Joan had risen from her seat. Her face was alight with a hope that had not been there for many days. The man's words had taken hold of her. Her troubled mind could not withstand them. He had inspired her with a feeling of security she had not known for weeks. Her tears were no longer tears of despair. They were tears of thankfulness and hope. But when she spoke her words seemed utterly bald and meaningless to express the wave of gratitude that flooded her heart.

"I will; I will," she cried with glistening eyes. "Oh, Padre!" she went on, with happy impulse, "you don't know what you've done for me--you don't know----"

"Then, child, do something for me." The man was smiling gravely down into the bright, upturned face. "You must not live alone down there at the farm. It is not good in a child so young as you. Get some relative to come and share your home with you."

"But I have no one--except my Aunt Mercy."

"Ah!"

"You see she is my only relative. But--but I think she would come if I asked her."

"Then ask her."

* * * * * The Padre was sitting in the chair that Joan had occupied. He too was bending over the stove with his hands outstretched to the warming blaze. Perhaps he too was feeling the nip of the mountain air. Feeling it more than usual to-night. Buck was sitting on the edge of the table close by. He had just returned from taking Joan back to the farm.

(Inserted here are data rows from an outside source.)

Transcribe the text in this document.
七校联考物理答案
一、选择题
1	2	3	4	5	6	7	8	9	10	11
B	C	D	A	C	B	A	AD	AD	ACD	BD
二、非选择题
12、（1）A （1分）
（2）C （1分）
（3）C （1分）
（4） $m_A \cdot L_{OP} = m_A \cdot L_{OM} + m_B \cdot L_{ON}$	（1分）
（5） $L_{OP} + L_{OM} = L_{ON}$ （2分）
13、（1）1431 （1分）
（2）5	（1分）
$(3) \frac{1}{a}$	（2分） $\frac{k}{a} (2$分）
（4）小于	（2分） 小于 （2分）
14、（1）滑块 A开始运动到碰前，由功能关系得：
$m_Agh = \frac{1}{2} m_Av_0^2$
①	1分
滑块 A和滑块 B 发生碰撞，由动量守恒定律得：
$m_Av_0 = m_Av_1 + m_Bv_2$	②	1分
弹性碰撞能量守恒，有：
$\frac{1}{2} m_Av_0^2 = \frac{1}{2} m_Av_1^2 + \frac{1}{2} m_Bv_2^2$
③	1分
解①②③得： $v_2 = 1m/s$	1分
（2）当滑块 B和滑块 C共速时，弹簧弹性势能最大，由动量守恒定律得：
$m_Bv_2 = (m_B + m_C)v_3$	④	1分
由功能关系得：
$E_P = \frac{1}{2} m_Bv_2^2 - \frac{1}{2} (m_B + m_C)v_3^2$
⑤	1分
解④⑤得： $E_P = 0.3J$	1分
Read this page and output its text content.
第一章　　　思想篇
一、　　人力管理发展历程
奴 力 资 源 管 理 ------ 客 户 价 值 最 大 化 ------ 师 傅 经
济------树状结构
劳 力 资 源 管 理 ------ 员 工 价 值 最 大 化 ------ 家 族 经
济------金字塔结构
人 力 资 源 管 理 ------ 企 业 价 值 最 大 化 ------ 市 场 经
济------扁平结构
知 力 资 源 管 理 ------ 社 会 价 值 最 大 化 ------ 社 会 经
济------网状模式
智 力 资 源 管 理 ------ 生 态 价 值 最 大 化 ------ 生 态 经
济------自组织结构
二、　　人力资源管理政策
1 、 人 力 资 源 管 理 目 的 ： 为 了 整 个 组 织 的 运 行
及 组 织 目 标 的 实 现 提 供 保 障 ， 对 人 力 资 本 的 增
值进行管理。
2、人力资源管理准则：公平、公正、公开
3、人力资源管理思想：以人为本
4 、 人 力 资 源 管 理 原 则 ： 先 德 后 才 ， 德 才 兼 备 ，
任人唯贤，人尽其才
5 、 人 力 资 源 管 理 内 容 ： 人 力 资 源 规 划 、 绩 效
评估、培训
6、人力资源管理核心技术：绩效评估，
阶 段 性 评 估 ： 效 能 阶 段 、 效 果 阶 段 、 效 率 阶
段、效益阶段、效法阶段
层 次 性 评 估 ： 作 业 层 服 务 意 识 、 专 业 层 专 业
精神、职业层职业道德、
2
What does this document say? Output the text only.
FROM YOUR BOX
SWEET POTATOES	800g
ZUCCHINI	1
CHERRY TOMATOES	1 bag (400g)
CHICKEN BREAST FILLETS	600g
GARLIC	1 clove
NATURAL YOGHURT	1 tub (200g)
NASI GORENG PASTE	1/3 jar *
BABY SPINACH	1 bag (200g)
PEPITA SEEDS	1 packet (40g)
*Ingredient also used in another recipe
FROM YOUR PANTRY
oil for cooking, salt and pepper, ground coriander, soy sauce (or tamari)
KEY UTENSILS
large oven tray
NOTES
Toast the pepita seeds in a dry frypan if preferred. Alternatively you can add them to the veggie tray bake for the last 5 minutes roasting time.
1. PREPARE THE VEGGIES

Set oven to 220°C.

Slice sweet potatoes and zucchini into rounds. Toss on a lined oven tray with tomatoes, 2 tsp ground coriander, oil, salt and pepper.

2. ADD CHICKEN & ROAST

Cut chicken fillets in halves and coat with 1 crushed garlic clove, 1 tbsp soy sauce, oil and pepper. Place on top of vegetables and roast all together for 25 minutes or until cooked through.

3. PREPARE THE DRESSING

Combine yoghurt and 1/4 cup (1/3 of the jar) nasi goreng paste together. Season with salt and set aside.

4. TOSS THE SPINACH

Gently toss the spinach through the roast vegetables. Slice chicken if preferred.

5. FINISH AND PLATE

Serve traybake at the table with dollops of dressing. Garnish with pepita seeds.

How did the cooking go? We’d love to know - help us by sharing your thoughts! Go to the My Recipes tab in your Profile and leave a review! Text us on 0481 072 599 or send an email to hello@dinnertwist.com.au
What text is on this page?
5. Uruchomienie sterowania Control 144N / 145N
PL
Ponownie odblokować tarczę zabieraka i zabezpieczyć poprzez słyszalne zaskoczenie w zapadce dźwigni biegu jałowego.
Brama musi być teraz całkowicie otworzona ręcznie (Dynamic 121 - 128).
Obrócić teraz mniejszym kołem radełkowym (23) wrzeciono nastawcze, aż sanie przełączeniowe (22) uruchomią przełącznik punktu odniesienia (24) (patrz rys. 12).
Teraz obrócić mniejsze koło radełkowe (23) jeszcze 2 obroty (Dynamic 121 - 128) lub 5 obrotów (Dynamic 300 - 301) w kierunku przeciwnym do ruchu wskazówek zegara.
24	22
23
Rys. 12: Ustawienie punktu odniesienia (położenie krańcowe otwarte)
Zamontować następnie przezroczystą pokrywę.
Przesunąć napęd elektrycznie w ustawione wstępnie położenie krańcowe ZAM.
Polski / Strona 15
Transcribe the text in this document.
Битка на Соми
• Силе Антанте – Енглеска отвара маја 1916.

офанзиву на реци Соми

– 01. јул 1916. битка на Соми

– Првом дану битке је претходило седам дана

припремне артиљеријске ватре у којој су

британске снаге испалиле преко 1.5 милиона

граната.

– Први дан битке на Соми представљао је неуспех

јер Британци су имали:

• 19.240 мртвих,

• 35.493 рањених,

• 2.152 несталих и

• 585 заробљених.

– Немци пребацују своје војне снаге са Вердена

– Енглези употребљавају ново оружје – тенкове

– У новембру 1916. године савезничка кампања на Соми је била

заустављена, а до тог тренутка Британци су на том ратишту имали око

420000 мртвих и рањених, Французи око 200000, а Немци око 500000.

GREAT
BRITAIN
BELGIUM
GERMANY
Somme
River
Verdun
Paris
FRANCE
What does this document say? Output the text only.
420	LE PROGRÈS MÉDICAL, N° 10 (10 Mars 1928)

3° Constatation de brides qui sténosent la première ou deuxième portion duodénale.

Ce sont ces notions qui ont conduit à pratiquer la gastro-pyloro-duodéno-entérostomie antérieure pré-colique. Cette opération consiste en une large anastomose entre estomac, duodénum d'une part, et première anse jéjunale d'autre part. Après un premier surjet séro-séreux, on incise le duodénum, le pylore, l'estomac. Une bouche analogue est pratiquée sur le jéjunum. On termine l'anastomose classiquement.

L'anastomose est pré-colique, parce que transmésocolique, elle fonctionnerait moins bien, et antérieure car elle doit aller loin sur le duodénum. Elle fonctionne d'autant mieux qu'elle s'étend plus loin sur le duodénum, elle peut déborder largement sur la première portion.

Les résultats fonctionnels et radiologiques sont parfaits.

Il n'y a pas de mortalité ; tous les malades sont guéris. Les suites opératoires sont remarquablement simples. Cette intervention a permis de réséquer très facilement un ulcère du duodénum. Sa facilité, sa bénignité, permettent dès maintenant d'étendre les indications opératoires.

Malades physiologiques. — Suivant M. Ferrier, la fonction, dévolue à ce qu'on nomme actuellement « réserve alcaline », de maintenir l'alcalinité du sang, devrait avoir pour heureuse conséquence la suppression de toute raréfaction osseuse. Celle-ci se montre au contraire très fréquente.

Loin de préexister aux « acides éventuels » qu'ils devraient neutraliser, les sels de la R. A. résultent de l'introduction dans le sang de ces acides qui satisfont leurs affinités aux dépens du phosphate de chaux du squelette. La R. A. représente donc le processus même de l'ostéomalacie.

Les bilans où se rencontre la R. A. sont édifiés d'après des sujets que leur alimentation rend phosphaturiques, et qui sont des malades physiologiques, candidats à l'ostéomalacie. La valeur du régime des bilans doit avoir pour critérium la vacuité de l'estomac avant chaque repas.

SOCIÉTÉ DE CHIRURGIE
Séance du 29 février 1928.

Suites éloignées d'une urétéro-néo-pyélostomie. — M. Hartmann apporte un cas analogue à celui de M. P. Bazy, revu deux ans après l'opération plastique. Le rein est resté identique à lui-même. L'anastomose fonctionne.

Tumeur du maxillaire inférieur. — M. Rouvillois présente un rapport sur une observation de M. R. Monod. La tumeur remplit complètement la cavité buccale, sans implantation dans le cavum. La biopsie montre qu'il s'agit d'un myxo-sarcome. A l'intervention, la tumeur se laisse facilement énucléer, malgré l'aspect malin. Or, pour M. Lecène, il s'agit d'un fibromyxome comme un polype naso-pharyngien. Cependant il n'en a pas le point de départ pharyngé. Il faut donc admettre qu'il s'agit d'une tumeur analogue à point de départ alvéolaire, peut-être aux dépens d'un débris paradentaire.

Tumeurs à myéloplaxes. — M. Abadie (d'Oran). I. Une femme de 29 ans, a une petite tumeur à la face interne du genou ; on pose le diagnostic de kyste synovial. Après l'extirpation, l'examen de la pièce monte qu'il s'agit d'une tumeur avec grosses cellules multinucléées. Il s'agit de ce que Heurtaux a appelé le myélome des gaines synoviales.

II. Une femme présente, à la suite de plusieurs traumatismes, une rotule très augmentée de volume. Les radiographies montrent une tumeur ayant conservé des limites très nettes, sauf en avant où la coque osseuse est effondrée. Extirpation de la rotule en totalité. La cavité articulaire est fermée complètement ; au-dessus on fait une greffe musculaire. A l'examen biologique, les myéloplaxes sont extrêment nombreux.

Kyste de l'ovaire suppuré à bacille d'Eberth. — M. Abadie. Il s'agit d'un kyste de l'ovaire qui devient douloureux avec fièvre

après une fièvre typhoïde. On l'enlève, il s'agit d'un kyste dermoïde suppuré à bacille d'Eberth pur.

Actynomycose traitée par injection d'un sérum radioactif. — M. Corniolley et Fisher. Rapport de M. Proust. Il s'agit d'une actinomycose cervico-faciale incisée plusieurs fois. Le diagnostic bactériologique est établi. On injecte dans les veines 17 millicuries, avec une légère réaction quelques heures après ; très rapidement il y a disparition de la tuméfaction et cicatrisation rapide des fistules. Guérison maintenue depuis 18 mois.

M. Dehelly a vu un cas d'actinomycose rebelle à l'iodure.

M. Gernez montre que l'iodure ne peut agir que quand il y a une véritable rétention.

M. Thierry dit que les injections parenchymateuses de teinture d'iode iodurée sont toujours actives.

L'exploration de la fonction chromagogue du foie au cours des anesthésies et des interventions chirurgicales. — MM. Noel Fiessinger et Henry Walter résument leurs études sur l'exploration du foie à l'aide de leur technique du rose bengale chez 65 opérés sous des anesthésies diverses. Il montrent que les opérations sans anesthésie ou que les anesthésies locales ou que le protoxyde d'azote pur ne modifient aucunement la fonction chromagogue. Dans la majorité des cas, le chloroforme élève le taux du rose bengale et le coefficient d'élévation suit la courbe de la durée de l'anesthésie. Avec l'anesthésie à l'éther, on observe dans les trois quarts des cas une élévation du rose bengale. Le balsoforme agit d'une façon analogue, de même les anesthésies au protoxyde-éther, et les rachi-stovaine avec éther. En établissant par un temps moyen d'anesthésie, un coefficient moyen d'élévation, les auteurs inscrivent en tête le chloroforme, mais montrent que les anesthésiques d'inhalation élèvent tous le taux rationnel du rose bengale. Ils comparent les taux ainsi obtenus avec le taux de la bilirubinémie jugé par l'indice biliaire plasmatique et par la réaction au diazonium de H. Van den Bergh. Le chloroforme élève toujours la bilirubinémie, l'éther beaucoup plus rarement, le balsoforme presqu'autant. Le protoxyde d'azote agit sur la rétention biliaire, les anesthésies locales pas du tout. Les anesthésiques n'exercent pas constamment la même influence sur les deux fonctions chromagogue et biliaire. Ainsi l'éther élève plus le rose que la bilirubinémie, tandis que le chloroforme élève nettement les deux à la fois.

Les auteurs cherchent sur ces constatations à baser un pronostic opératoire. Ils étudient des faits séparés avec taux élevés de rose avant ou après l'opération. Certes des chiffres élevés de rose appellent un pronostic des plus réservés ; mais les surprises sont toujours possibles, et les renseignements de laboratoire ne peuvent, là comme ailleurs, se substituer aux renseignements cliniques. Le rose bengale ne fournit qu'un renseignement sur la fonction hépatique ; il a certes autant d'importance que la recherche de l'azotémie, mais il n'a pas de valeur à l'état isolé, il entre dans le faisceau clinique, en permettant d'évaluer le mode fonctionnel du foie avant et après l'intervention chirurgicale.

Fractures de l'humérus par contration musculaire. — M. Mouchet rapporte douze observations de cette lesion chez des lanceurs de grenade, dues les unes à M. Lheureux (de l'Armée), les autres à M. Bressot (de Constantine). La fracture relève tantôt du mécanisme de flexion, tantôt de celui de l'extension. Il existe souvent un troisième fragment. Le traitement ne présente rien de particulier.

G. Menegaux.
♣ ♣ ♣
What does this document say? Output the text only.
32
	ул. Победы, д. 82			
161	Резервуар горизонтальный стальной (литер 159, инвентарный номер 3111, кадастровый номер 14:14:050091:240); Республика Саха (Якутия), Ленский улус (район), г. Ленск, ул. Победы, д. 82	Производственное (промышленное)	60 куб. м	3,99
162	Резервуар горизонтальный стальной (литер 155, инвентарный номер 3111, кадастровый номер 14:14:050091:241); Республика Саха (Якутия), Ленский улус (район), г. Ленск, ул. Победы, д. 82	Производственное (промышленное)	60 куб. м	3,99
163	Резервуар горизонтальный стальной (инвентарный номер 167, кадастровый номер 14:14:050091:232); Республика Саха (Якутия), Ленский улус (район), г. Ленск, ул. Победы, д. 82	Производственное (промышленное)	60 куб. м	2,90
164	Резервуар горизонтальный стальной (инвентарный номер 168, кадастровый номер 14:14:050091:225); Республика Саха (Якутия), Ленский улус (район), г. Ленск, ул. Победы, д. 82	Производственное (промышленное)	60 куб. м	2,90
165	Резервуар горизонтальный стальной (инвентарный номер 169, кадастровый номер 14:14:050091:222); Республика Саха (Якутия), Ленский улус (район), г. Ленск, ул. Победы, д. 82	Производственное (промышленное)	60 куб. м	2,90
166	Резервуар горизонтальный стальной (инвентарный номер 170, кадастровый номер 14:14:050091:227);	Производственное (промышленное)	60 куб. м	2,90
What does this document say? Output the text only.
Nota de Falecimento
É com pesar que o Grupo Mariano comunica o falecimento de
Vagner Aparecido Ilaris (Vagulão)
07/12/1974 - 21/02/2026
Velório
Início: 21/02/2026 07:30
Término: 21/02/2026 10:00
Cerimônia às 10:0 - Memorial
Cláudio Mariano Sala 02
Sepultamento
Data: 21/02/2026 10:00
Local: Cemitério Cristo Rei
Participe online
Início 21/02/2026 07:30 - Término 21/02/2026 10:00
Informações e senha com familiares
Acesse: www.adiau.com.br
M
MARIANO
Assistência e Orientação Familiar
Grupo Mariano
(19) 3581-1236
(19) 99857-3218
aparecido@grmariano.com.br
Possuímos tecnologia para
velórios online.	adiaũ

The young man's journey home had been made in a condition of mental exhilaration which left him quite unconscious of all time and distance. The change wrought in Joan had been magical, and Cæsar, for once in his life, felt the sharp spur of impatience in the man's eager desire to reach his friend and speak something of the gratitude he felt.

But habit was strong upon Buck, and his gratitude found no outlet in words when the moment came. Far from it. On his arrival he found the Padre sitting at their fireside without even the most ordinary welcome on his lips. A matter so unusual that it found Buck dumb, waiting for the lead to come, as he knew it inevitably would, in the Padre's own good time.

It took longer than he expected, however, and it was not until he had prepared their frugal supper that the elder man stirred from his moody contemplation of the fire.

He looked up, and a smile struggled painfully into his eyes.

"Hungry, Buck?" he inquired.

"So!"

"Ah! then sit right down here, boy, an' light your pipe. There's things I want to say--first."